The flush heightened. "Of course I don't," she said. "Otherwise why should I tell you so?"
"Pardon!" said Steele, unabashed. "Well, then, you must know that we are all frightened of Carlyon of the Frontier. We hate him badly, but he has the whip-hand of us, and so we have to do the tame trot for him. Over there"—he jerked his head towards the mountains—"they would lie down in a row miles long and let him walk over their necks. And not a single blackguard among them would dare to stab upwards, because Carlyon is immortal, as everyone knows, and it wouldn't be worth the blackguard's while to survive the deed.
"They don't call him Carlyon in the mountains, but it's the same man, for all that. He is a prophet, a deity, among them. They believe in him blindly as a special messenger from Heaven. And he plays with them, barters them, betrays them, every single day he spends among them. He is strong, he is unscrupulous, he is merciless. He respects no friendship. He keeps no oath. He betrays, he tortures, he slays. Even we, the enlightened race, shrink from him as if he were the very fiend incarnate.

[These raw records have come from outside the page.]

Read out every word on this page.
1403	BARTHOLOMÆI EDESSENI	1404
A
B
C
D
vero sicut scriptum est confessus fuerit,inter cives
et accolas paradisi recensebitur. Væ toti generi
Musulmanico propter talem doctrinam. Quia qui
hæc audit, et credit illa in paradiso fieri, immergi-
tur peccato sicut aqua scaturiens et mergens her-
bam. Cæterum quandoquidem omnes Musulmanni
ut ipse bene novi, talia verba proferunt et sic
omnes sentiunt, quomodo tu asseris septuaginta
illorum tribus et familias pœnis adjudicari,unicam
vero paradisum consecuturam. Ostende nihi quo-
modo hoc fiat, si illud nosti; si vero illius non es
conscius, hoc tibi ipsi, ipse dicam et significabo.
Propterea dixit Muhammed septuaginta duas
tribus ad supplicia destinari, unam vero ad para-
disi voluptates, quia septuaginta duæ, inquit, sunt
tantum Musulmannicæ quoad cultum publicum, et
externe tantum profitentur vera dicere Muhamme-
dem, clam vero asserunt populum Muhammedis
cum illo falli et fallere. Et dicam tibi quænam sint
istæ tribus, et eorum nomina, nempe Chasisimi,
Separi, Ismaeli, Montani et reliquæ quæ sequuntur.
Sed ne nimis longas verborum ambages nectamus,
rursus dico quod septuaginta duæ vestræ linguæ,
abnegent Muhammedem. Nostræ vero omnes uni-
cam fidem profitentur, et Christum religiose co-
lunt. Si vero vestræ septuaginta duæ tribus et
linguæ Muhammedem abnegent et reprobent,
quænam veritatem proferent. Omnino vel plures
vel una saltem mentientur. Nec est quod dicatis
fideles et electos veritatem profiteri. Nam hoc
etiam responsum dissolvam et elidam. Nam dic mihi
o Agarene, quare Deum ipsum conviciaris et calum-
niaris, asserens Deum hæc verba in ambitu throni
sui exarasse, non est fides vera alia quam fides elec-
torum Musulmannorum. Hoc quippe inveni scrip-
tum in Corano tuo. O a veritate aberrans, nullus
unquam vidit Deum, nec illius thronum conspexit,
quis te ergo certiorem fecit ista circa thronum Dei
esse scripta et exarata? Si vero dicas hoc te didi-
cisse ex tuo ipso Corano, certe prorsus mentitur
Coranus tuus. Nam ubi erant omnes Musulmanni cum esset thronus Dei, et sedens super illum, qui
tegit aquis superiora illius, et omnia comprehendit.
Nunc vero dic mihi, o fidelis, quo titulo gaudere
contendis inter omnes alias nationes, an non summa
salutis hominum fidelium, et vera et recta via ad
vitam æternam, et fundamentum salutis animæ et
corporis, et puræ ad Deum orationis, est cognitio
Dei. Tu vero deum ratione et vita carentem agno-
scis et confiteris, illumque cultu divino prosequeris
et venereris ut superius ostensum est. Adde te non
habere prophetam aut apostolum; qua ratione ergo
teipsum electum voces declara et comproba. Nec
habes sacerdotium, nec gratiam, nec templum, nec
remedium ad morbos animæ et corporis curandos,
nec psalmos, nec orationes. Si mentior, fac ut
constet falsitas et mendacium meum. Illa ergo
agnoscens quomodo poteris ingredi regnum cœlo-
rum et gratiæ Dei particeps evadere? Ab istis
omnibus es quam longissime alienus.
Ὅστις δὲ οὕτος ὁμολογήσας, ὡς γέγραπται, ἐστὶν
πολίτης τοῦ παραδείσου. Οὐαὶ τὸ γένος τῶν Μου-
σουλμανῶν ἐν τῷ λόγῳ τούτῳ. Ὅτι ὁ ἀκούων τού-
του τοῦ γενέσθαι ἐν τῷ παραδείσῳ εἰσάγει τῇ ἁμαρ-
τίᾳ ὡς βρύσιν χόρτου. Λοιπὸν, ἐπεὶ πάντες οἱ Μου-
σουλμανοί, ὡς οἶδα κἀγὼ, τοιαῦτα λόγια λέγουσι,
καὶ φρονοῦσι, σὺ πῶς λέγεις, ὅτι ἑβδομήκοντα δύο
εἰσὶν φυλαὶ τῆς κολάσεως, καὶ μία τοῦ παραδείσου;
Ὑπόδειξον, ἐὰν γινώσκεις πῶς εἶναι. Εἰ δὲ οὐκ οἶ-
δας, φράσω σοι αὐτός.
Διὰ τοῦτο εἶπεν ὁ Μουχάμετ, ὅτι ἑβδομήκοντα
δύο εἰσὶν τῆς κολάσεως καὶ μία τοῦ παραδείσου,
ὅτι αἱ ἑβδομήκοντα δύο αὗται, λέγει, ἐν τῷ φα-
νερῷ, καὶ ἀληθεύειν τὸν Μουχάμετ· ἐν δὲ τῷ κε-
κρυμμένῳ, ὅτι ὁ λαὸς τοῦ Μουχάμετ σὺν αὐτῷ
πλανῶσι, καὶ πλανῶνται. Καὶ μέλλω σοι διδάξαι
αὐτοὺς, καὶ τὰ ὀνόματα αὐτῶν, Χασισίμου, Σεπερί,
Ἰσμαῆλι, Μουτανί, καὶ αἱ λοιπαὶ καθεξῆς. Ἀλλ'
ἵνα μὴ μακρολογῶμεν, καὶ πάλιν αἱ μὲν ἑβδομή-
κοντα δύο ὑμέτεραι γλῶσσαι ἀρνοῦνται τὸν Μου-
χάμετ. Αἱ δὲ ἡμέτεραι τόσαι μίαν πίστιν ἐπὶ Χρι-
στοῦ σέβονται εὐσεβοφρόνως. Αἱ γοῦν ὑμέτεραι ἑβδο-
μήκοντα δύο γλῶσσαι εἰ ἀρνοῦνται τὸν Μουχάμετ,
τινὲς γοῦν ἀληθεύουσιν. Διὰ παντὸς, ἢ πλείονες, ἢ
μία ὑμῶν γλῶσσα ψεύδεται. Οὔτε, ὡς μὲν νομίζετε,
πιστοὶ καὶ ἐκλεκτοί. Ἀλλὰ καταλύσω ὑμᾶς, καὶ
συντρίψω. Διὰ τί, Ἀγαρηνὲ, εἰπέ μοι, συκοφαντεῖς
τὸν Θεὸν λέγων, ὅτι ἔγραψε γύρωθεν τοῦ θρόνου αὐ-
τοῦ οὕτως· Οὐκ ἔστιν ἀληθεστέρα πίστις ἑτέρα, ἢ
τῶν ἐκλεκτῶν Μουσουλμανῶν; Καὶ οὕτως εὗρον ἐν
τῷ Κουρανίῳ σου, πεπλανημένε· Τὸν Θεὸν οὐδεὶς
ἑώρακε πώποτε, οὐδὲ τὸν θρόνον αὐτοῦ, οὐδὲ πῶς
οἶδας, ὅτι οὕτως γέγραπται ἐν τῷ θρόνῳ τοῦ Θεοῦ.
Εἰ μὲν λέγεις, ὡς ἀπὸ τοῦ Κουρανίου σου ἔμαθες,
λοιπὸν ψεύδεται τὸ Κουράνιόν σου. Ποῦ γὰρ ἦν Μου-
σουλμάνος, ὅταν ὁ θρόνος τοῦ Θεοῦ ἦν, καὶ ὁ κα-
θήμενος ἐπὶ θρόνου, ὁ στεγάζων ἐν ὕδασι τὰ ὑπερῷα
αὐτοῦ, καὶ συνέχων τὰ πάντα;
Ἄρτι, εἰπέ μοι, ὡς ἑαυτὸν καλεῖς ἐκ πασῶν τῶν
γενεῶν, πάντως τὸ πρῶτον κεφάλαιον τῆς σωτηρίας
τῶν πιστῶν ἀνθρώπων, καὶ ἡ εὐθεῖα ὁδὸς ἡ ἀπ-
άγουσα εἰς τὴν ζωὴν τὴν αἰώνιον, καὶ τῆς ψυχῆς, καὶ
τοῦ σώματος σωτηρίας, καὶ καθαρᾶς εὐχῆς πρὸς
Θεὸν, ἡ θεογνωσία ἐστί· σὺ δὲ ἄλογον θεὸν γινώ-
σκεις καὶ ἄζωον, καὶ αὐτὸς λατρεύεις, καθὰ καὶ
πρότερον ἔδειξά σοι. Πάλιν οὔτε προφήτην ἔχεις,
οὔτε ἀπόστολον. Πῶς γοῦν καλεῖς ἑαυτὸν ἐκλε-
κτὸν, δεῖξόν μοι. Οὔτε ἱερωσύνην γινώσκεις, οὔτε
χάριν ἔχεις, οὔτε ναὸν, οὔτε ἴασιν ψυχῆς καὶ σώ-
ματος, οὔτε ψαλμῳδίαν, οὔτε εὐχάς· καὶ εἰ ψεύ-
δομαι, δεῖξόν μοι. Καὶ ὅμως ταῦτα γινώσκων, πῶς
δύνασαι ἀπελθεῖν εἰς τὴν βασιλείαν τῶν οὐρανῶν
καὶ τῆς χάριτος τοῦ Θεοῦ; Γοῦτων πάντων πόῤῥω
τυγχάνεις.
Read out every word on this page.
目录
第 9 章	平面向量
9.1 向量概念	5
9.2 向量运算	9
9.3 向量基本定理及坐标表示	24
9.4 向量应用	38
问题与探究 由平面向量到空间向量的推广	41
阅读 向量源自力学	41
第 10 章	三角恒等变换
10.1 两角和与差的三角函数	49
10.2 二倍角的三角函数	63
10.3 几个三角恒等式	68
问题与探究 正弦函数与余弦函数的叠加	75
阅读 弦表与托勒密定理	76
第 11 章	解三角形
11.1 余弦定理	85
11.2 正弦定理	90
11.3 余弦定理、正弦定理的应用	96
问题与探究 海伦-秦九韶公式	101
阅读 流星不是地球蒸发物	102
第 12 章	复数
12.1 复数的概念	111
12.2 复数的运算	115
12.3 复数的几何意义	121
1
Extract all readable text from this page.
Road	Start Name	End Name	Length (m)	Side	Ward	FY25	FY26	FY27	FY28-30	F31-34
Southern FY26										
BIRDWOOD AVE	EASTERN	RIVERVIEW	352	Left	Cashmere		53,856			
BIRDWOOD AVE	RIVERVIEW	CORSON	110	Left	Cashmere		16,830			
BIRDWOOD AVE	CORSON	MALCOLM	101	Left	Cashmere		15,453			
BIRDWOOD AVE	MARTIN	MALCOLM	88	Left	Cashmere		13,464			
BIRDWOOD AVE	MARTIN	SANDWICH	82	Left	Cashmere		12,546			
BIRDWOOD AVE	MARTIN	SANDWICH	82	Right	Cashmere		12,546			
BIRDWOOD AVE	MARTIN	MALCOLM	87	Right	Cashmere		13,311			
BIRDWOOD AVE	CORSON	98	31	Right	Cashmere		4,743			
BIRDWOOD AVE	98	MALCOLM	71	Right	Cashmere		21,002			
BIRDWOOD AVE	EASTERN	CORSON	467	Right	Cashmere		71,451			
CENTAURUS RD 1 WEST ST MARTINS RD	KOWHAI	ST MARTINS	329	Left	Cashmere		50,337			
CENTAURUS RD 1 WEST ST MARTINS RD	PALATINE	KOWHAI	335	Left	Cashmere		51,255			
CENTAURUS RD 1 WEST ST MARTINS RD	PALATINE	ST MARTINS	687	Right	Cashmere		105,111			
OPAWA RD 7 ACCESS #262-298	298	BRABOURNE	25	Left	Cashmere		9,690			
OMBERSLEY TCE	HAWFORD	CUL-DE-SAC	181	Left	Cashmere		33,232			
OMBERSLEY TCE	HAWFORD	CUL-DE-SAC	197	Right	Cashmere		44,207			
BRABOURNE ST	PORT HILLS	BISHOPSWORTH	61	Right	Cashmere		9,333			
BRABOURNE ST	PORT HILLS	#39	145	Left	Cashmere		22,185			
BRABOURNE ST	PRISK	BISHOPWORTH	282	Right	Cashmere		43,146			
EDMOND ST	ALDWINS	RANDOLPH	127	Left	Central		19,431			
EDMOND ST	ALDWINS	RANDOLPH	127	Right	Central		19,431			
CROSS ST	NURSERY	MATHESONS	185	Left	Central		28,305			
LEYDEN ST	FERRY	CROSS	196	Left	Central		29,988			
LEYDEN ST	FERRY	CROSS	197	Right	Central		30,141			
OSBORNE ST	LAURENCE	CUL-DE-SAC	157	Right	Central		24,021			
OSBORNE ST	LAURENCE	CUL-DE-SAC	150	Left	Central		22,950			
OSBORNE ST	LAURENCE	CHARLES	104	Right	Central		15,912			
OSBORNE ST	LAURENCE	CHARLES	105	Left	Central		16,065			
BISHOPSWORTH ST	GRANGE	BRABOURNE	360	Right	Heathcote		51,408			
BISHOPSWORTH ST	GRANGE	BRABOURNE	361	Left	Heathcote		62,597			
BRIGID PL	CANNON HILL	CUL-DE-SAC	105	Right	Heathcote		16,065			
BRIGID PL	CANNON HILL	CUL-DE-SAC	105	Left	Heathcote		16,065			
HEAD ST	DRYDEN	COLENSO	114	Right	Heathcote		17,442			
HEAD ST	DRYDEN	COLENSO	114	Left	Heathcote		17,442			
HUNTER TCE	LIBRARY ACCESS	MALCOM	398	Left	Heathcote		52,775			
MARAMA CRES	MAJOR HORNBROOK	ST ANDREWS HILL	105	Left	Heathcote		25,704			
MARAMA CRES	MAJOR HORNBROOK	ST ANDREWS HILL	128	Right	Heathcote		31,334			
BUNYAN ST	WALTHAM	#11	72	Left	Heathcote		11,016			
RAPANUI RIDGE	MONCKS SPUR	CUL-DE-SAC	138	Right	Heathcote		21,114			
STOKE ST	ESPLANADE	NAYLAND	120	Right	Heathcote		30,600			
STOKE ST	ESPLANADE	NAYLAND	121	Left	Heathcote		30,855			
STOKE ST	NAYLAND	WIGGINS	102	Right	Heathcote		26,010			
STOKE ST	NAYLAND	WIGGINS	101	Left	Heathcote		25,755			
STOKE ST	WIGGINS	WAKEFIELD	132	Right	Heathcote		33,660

"But he is a valuable man. The information he obtains is priceless. But he trades with blood. He lives on treachery. He is more subtle than the subtlest Pathan. He would betray any one or all of us to death if it were to the interest of the Empire that we should be sacrified. That, you know, in reason, is all very well. But, personally, I would sooner tread barefoot on a scorpion than get entangled in Carlyon's web. He is more false and more cruel than a serpent. At least, that is his reputation among us. And those heathen beggars trust him so utterly."
Steele stopped abruptly. He had spoken with strong passion. His honest face was glowing with indignation. He was British to the backbone, and he loathed all treachery instinctively.
Suddenly he saw that the girl beside him had turned very white. He paused in his walk with an awkward sense of having spoken unadvisedly.
"Of course," he said, with a boyish effort to recover his ground, "it has to be done. Someone must do the dirty work. But that doesn't make you like the man who does it a bit the better. One wouldn't brush shoulders with the hangman if one knew it."
Averil was standing still. Her hands were clenched.
"Are you talking of Colonel Carlyon—my friend?" she said slowly.
Steele turned sharply away from the wide gaze of her grey eyes.
"I hope not, Miss Eversley," he said. "The man I mean is not fit to be the friend of any woman."